When it’s open, you can make a reservation to eat the restaurant inside the Fogo Inn, which was voted as one of Canada’s 100 best.
If you’re visiting during the summertime, definitely head to Growlers ice cream shop which is in Joe Batt’s arm.
Places to stay on Fogo Island
The ultimate place to stay on Fogo Island is the Fogo Island Inn, but I realize most of you don’t have that kind of money, so here’s some other options:
For something more affordable, check out Peg’s place. This is where we stayed and it was perfect. Centrally located, and right across from a gorgeous view of Fogo. The women who co-runs it, Eileen, made us a delicious breakfast and had lots of suggestions on what to do. It’s not fancy but it’s very comfortable and clean.
The Old Salt Box Co. is another popular place to stay on the island, which will give you the chance to stay in a traditional Newfoundland salt box house.

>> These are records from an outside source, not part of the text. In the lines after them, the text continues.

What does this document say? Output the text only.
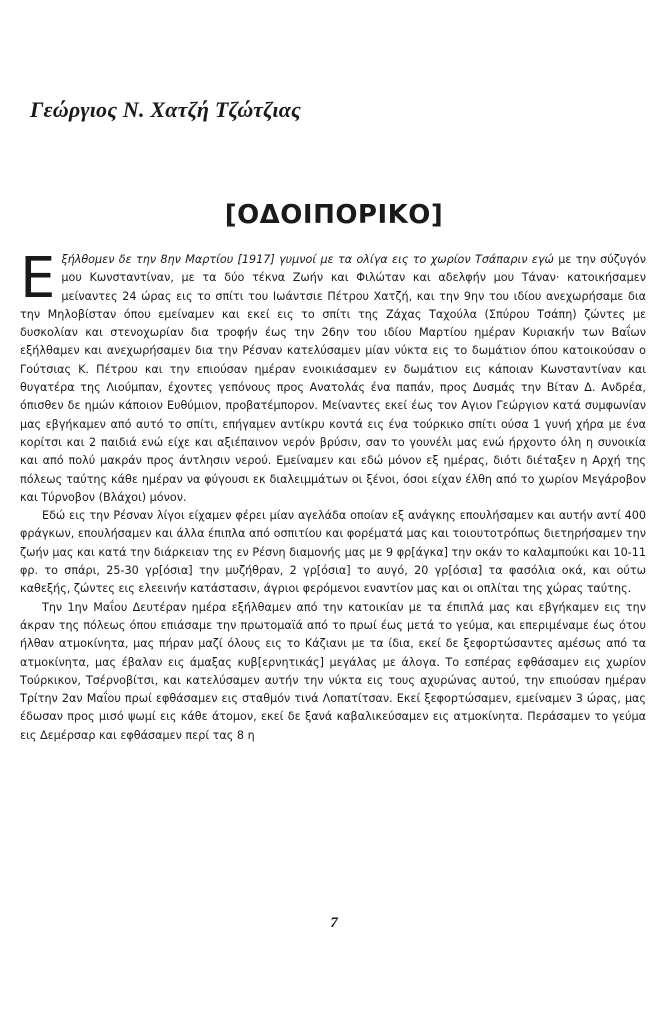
Γεώργιος Ν. Χατζή Τζώτζιας
[ΟΔΟΙΠΟΡΙΚΟ]

Εξήλθομεν δε την 8ην Μαρτίου [1917] γυμνοί με τα ολίγα εις το χωρίον Τσάπαριν εγώ με την σύζυγόν μου Κωνσταντίναν, με τα δύο τέκνα Ζωήν και Φιλώταν και αδελφήν μου Τάναν· κατοικήσαμεν μείναντες 24 ώρας εις το σπίτι του Ιωάντσιε Πέτρου Χατζή, και την 9ην του ιδίου ανεχωρήσαμε δια την Μηλοβίσταν όπου εμείναμεν και εκεί εις το σπίτι της Ζάχας Ταχούλα (Σπύρου Τσάπη) ζώντες με δυσκολίαν και στενοχωρίαν δια τροφήν έως την 26ην του ιδίου Μαρτίου ημέραν Κυριακήν των Βαΐων εξήλθαμεν και ανεχωρήσαμεν δια την Ρέσναν κατελύσαμεν μίαν νύκτα εις το δωμάτιον όπου κατοικούσαν ο Γούτσιας Κ. Πέτρου και την επιούσαν ημέραν ενοικιάσαμεν εν δωμάτιον εις κάποιαν Κωνσταντίναν και θυγατέρα της Λιούμπαν, έχοντες γεπόνους προς Ανατολάς ένα παπάν, προς Δυσμάς την Βίταν Δ. Ανδρέα, όπισθεν δε ημών κάποιον Ευθύμιον, προβατέμπορον. Μείναντες εκεί έως τον Αγιον Γεώργιον κατά συμφωνίαν μας εβγήκαμεν από αυτό το σπίτι, επήγαμεν αντίκρυ κοντά εις ένα τούρκικο σπίτι ούσα 1 γυνή χήρα με ένα κορίτσι και 2 παιδιά ενώ είχε και αξιέπαινον νερόν βρύσιν, σαν το γουνέλι μας ενώ ήρχοντο όλη η συνοικία και από πολύ μακράν προς άντλησιν νερού. Εμείναμεν και εδώ μόνον εξ ημέρας, διότι διέταξεν η Αρχή της πόλεως ταύτης κάθε ημέραν να φύγουσι εκ διαλειμμάτων οι ξένοι, όσοι είχαν έλθη από το χωρίον Μεγάροβον και Τύρνοβον (Βλάχοι) μόνον.

Εδώ εις την Ρέσναν λίγοι είχαμεν φέρει μίαν αγελάδα οποίαν εξ ανάγκης επουλήσαμεν και αυτήν αντί 400 φράγκων, επουλήσαμεν και άλλα έπιπλα από οσπιτίου και φορέματά μας και τοιουτοτρόπως διετηρήσαμεν την ζωήν μας και κατά την διάρκειαν της εν Ρέσνη διαμονής μας με 9 φρ[άγκα] την οκάν το καλαμπούκι και 10-11 φρ. το σπάρι, 25-30 γρ[όσια] την μυζήθραν, 2 γρ[όσια] το αυγό, 20 γρ[όσια] τα φασόλια οκά, και ούτω καθεξής, ζώντες εις ελεεινήν κατάστασιν, άγριοι φερόμενοι εναντίον μας και οι οπλίται της χώρας ταύτης.

Την 1ην Μαΐου Δευτέραν ημέρα εξήλθαμεν από την κατοικίαν με τα έπιπλά μας και εβγήκαμεν εις την άκραν της πόλεως όπου επιάσαμε την πρωτομαϊά από το πρωί έως μετά το γεύμα, και επεριμέναμε έως ότου ήλθαν ατμοκίνητα, μας πήραν μαζί όλους εις το Κάζιανι με τα ίδια, εκεί δε ξεφορτώσαντες αμέσως από τα ατμοκίνητα, μας έβαλαν εις άμαξας κυβ[ερνητικάς] μεγάλας με άλογα. Το εσπέρας εφθάσαμεν εις χωρίον Τούρκικον, Τσέρνοβίτσι, και κατελύσαμεν αυτήν την νύκτα εις τους αχυρώνας αυτού, την επιούσαν ημέραν Τρίτην 2αν Μαΐου πρωί εφθάσαμεν εις σταθμόν τινά Λοπατίτσαν. Εκεί ξεφορτώσαμεν, εμείναμεν 3 ώρας, μας έδωσαν προς μισό ψωμί εις κάθε άτομον, εκεί δε ξανά καβαλικεύσαμεν εις ατμοκίνητα. Περάσαμεν το γεύμα εις Δεμέρσαρ και εφθάσαμεν περί τας 8 η

7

If you love the outdoors and want to save some money, you can go camping at Brimstone head where there is a privately owned RV campground that only cost $10/night. It’s a great location, close to the town of Fogo yet next to the ocean.
What to pack for Fogo
Like all of Newfoundland, the weather in Fogo is crazy. Perhaps even more so. On the Fogo Island Inn website, they joke about the seven seasons. During our walk in Tilting, I had made a classic Newfoundland mistake and worn a tank top and shorts because it was 30 degrees and full sun when we left the town of Fogo. Along the walk, it started to downpour on me and I got completely drenched because I didn’t have anything else with me. You can never, ever trust the weather in Newfoundland!
When packing for Newfoundland, you need to be prepared for multiple seasons in a day. A rain jacket is a must, along with a warm sweater and layers such as merino wool. If you’re visiting in the summer, you’ll also want some cool clothes as it can be very hot (but can quickly change). During the winter, you’ll want a quality jacket with hat, scarf, and gloves. It’s also a good idea to bring a pair of quality hiking shoes, as the paths here can be muddy.
Fogo Island is such a magical place to visit. I loved my time here and wish we could have stayed longer! If you’re seeking a remote destination with unique experiences, look no further than Fogo island.